High Bias: When a model has high bias, it means that it is too simple and does not capture the underlying structure of the data well. (Underfitting)

Low Bias: When a model has low bias, it means that it does capture the underlying structure of the data well. (Overfitting)

Regularizaion

L2 Regularization

L2 Regularization is a technique used to prevent overfitting in a model. It does this by adding a penalty term to the cost function. This penalty term is the sum of the squares of the weights. The cost function with L2 Regularization is given by:

\[\min_{\theta} \sum_{i=1}^{m} \Vert y^{(i)} - \theta^T x^{(i)} \Vert^2 + \frac{\lambda}{2} \Vert \theta \Vert^2\]

or more generally:

\[arg\min_{\theta} \sum_{i=1}^{m} L(y^{(i)}, \theta^T x^{(i)}) + \frac{\lambda}{2} \Vert \theta \Vert^2\]

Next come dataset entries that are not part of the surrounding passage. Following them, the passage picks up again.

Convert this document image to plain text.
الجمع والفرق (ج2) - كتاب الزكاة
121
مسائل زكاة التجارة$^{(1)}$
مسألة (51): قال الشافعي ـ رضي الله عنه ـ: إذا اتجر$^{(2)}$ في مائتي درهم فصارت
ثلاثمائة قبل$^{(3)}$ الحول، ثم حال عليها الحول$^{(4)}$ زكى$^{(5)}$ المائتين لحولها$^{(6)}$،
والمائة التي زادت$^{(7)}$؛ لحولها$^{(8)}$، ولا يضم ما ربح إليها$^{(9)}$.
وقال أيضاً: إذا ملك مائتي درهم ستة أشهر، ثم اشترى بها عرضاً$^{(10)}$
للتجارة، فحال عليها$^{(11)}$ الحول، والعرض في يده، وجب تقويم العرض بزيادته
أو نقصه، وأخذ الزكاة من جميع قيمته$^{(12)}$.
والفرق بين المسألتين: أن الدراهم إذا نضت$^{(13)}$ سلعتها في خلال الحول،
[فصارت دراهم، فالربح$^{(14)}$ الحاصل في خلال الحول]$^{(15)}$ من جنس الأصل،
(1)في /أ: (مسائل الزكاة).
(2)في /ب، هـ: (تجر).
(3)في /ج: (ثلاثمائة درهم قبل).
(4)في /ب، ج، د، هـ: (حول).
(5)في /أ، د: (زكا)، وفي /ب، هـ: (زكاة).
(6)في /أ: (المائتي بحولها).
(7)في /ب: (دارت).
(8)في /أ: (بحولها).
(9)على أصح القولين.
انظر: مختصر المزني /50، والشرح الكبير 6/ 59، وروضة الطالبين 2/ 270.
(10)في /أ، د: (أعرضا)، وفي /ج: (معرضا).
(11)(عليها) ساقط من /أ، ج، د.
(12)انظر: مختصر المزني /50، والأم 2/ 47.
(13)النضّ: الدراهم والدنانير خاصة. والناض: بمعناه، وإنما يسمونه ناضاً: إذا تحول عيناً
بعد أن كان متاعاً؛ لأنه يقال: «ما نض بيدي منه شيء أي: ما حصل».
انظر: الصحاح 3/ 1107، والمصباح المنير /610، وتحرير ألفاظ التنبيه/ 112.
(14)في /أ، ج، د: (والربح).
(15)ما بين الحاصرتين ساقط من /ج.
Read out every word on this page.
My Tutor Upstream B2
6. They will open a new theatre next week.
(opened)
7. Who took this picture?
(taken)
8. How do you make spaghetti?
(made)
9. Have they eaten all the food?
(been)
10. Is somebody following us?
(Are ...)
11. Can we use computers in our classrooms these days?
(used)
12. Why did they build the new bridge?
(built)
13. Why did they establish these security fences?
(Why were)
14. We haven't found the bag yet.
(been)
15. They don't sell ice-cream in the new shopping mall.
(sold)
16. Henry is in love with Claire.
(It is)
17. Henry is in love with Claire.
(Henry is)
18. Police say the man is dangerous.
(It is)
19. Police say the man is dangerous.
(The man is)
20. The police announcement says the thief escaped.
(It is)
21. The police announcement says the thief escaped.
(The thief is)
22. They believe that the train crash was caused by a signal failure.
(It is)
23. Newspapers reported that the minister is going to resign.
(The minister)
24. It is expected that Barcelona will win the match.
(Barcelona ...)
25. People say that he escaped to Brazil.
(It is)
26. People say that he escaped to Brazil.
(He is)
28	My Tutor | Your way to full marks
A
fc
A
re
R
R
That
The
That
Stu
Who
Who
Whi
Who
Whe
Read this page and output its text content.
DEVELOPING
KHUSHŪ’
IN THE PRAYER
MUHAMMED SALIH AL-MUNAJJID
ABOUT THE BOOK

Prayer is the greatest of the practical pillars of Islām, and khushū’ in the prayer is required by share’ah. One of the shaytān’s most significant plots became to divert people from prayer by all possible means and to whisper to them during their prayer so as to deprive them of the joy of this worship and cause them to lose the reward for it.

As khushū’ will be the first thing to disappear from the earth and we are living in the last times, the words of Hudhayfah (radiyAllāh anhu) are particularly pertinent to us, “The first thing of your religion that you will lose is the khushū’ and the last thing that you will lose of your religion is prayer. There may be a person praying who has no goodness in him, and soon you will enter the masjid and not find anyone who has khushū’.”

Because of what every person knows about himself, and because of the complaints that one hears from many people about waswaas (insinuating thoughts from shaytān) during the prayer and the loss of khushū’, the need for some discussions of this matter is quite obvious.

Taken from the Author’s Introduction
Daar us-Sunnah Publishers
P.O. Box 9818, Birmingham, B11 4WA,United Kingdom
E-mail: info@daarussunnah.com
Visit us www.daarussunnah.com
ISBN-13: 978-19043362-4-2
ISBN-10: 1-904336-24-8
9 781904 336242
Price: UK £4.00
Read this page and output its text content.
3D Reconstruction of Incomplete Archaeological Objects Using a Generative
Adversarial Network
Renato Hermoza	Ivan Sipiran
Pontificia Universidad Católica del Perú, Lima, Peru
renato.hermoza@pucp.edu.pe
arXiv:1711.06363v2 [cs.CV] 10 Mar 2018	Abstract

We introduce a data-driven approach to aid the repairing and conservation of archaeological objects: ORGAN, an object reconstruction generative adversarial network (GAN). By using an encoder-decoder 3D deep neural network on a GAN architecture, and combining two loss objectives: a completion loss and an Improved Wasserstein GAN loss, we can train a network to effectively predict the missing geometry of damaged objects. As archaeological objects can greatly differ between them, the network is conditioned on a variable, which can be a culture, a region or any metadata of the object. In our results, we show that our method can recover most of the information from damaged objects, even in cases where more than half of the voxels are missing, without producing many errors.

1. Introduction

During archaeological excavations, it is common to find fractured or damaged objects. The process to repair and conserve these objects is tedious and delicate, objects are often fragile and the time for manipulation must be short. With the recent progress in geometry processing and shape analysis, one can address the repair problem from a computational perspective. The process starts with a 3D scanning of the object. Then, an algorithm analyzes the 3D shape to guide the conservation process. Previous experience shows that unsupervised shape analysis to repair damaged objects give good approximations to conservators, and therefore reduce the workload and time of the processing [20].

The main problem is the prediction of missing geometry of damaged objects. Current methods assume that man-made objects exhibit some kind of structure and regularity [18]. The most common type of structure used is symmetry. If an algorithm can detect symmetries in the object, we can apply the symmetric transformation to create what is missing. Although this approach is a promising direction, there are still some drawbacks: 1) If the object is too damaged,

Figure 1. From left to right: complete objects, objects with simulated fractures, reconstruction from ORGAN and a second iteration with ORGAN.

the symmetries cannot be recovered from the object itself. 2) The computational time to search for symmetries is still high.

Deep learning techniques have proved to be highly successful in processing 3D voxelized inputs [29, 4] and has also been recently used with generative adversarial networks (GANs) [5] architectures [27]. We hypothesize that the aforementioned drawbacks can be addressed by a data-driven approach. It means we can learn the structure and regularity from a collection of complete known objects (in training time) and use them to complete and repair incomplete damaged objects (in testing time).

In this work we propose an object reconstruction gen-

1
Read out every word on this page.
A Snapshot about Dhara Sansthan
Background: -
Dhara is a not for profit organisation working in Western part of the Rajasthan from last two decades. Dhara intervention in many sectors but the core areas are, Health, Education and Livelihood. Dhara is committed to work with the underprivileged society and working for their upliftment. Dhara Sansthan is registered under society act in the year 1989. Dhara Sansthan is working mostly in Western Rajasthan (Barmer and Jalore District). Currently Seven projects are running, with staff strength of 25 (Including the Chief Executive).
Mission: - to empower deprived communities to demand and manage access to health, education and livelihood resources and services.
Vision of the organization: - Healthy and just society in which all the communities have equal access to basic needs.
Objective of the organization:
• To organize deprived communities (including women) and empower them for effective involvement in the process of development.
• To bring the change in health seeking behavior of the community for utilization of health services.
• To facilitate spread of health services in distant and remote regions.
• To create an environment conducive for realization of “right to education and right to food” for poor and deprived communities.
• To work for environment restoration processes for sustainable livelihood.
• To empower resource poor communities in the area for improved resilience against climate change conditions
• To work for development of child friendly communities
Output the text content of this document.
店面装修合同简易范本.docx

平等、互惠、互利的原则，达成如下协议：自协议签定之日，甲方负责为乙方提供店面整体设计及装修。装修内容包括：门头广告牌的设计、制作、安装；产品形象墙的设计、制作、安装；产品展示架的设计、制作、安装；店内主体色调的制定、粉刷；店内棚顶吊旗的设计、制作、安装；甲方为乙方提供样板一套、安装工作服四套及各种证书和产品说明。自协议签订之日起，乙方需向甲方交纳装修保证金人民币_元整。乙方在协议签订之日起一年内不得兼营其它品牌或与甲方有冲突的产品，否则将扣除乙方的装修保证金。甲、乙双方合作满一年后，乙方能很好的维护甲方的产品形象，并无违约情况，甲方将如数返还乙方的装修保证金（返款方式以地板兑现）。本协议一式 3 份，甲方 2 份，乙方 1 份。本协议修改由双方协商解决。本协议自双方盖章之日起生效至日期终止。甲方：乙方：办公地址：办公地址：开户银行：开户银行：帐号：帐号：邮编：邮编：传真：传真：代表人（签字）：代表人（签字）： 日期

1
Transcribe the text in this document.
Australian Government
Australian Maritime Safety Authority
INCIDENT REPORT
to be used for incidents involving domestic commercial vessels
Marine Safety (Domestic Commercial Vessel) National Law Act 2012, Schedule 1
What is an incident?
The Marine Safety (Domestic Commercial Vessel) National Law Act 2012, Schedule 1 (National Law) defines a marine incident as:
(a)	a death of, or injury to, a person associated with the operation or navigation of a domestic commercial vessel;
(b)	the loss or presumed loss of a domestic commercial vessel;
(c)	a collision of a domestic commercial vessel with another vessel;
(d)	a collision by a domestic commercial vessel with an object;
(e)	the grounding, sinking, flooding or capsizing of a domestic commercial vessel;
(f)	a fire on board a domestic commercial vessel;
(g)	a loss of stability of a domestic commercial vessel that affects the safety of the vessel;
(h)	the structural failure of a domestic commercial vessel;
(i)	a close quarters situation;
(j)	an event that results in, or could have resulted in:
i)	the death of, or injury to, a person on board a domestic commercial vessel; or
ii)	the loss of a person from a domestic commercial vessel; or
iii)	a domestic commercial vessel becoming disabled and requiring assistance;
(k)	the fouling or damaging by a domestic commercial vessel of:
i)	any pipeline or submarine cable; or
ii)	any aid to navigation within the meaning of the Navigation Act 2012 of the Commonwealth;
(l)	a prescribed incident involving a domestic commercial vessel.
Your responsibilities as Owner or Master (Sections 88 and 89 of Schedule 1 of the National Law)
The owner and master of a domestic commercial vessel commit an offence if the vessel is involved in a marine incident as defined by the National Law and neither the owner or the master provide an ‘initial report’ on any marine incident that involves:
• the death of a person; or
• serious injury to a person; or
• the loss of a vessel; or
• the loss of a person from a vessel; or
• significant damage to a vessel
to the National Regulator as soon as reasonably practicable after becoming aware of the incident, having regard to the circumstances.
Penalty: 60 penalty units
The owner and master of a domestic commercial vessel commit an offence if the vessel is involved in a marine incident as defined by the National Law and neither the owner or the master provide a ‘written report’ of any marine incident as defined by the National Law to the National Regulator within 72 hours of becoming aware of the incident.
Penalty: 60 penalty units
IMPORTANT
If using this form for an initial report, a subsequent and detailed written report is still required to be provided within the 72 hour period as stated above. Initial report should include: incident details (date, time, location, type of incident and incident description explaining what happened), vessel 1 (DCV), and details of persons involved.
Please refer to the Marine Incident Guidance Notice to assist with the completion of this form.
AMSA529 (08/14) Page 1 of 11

where $L(y^{(i)}, \theta^T x^{(i)})$ is the loss function.

L1 Regularization

L1 Regularization is a technique used to feature select in a model. It does this by adding a penalty term to the cost function. This penalty term is the sum of the absolute values of the weights. The cost function with L1 Regularization is given by:

\[\min_{\theta} \sum_{i=1}^{m} \Vert y^{(i)} - \theta^T x^{(i)} \Vert^2 + \frac{\lambda}{2} \vert \theta_{i} \vert\]

Train/Dev/Test Splits

Suppose we have a dataset $S$, which we split into three parts: $S_{train}$, $S_{dev}$, and $S_{test}$.

• Train each model $i$ (option for degree of polynomial) on $S_{train}$. Get some hypothesis $h_{i}$.

• Measure the error of $h_{i}$ on $S_{dev}$. Pick the model with the lowest error on $S_{dev}$.

• Evaluate the model on $S_{test}$ to estimate the generalization error.

Model Selection & Cross-Validation

k-Fold Cross-Validation

Suppose we have a train set $S_{train} = { (x^{(1)}, y^{(1)}), \ldots, (x^{(100)}, y^{(100)}) }$.

Let $k = 5$ (but $k=10$ is typical).

1. Divide $S_{train}$ into $k$ equal-sized subsets $S_{1}, \ldots, S_{k}$.

2. For $i = 1, \ldots, k$:

   • Train on $k-1$ pieces.
   • Test on the remaining $1$ pieces ($S_{i}$).

Leave-One-Out Cross-Validation

Leave-One-Out Cross-Validation is a special case of k-Fold Cross-Validation where $k = m$ (the number of training examples).